Week 7 – Redlining and Interpolation

  1. What patterns do you see between mortgage companies and locations that supplied lendeesin Philadelphia?

Here, the total number of mortgages are shown shaded in black. More darkly shaded areas are the ones in which the most mortgages were offered. Berean Savings and Loan Association, a black-owned company, is shown in green. This company’s mortgages were concentrated in areas marked to be high-risk. Metropolitan Life, shown in red, was not a black-owned company. It also sold most of its mortgages in high-risk areas, but the correlation is not quite as dramatic.

    2. Which regions had the highest interest rates?

    In this map, high interest rates are shown in dark orange. They line up almost exactly with the areas marked as the most high-risk for lenders.

    3. What indication do you see (if any) that HOLC maps caused redlining (as opposed to
    mapping preexisting discrimination)?

    Here, the percentage of black people living in each neighborhood is represented as a cloropleth map underneath the interest rate layer, with the highest percentages of black residents in purple. Some of the districts the HOLC marked as high risk were in places with few black residents, but the HOCL marked all places with a high percentage of black residents as high-risk. This suggests that while race wasn’t the only factor that caused districts to be marked high-risk, it definitely was a factor.

    4. What additional data layers do you think might supply evidence of discriminatory housing policy/segregated urban development that you don’t have access to in this exercise?

    I’m not very familiar with the intricacies of redlining and honestly, I barely know what a mortgage is, so I don’t think I’m very equipped to identify what data I might be missing. That being said, I think it’d be interesting to be able to see how much money these companies made from collecting interest in different areas. That would help to determine the motivation for their lending patterns and show how much high interest rates affected the likelihood of people taking out loans.

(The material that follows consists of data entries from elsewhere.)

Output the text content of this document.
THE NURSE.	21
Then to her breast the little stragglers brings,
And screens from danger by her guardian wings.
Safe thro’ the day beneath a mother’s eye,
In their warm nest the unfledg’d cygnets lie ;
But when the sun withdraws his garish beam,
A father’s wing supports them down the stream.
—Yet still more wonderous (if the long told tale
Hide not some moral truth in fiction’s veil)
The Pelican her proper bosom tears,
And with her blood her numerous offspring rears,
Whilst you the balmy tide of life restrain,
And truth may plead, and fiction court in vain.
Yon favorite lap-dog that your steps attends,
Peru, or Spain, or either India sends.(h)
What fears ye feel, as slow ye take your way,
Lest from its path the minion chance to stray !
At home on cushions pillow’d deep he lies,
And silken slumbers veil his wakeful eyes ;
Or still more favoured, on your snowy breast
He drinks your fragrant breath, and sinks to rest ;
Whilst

    5. Create one clear, legible map that you think best demonstrates the most compelling
    visualization of redlining in Philadelphia.

    I think that the layer showing interest rates is a very important piece of evidence, but after trying a few different things, I wasn’t able to make it look comprehensible. It looks fine on its own, but when you add any other layer to the same map, it becomes very hard to tell what’s going on.

    My second idea was to show the percentage of black residents in each neighborhood over the HOLC map, but QGIS wasn’t letting me change the opacity of the polygon layers for some reason, so I’ve settled for making the georeferenced HOLC map transparent. It doesn’t look very good, but it does display the same information: neighborhood with a high percentage of black people were always marked as high-risk. The best I could do for readability was get rid of the basemap.